Trabalho Infantil
A chuva caía numa manhã cinzenta e fria daquele inverno que se previa
tão rigoroso enquanto a agitação pairava no ar. Na rua ouvia-se, além do som da
chuva a bater naquela calçada bem portuguesa, o som de buzinas que sobressaía
por entre toda aquela confusão matinal. Lisboetas mal-humorados, mas
engravatados, conduziam carros potentes e elegantes por uma das mais
emblemáticas ruas da cidade, enquanto falavam ao telefone com ar altivo e
superior, mas talvez desculpando-se do atraso que teriam naquela manhã. Afinal,
era segunda-feira e conheceremos nós algum humilde mortal com um sorriso
estampado no rosto cansado neste dia da semana?
Ora, tudo isto era observado por Mia todas as manhãs. Neste caso, a uma
segunda-feira antes do pai chegar, escondia-se no pequeno armazém por trás da loja
e espreitava toda esta vida por ela desconhecida por detrás daquele vidro sujo
e minúsculo. A pequena ficava maravilhada com toda aquela vivacidade, gostava
especialmente de ver as crianças da sua idade brincar. Estas pulavam e gritavam
como passarinhos livres e despreocupados cuja sua única preocupação era ver se
vinha algum carro antes de atravessarem a estrada.
A menina, ao estar ali, sentia-se
longe da realidade, mas mesmo assim não se esquecia de ir olhando para o
relógio e pedir-lhe com jeitinho que parasse e a deixasse viver aquele sonho
durante mais algum tempo ou talvez para sempre, se não fosse pedir muito.
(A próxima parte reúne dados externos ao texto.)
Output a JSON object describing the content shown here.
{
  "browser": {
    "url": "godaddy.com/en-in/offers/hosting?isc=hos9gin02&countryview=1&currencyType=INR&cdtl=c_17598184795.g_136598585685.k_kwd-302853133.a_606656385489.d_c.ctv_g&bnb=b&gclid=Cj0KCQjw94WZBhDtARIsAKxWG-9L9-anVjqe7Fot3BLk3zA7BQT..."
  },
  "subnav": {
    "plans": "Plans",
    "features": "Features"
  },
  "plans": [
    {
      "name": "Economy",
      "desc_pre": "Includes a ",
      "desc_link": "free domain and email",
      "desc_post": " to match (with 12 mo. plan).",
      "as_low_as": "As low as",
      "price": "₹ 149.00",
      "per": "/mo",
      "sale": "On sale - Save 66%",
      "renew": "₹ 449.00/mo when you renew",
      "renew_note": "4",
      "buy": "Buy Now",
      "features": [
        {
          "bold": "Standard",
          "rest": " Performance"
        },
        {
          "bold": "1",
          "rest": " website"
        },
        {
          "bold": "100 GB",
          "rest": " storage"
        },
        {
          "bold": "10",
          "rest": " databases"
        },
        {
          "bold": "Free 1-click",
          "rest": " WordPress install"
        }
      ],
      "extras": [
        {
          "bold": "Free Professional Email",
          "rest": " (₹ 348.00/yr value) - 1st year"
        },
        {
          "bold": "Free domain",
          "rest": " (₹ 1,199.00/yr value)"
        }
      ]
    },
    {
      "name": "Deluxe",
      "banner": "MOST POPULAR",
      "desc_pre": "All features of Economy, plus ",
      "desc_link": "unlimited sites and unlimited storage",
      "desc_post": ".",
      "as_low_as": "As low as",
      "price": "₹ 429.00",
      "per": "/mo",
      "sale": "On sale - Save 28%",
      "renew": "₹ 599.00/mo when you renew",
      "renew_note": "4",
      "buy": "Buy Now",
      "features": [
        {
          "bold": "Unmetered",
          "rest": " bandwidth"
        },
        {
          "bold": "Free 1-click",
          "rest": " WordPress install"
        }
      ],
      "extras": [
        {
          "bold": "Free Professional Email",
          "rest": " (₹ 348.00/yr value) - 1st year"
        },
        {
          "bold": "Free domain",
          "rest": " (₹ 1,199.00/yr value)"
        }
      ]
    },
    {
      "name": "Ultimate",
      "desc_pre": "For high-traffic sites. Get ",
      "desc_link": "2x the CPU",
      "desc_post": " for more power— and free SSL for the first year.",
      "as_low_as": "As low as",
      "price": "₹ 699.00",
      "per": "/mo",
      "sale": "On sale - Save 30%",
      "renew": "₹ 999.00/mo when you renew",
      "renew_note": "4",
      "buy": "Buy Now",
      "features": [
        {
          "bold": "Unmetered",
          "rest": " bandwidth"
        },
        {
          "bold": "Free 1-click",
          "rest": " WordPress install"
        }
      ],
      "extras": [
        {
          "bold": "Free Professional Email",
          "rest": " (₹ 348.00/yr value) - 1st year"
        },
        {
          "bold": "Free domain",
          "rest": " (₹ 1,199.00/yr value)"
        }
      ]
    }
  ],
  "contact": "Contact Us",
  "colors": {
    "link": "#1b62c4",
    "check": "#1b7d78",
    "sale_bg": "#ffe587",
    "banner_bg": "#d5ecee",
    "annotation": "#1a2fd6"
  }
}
Entretanto, nessa manhã, Mia sentia-se distante, mais distante do que o
habitual e talvez tenha sido por isso que foi surpreendida enquanto admirava o
mundo que a rodeava. O pai, o seu próprio pai, um homem carrancudo, envelhecido
e barrigudo, cujos óculos quase lhe saltavam da ponta do nariz, entrou naquela
divisão e quando olhou em volta, viu a doce e frágil criança contemplando a janela.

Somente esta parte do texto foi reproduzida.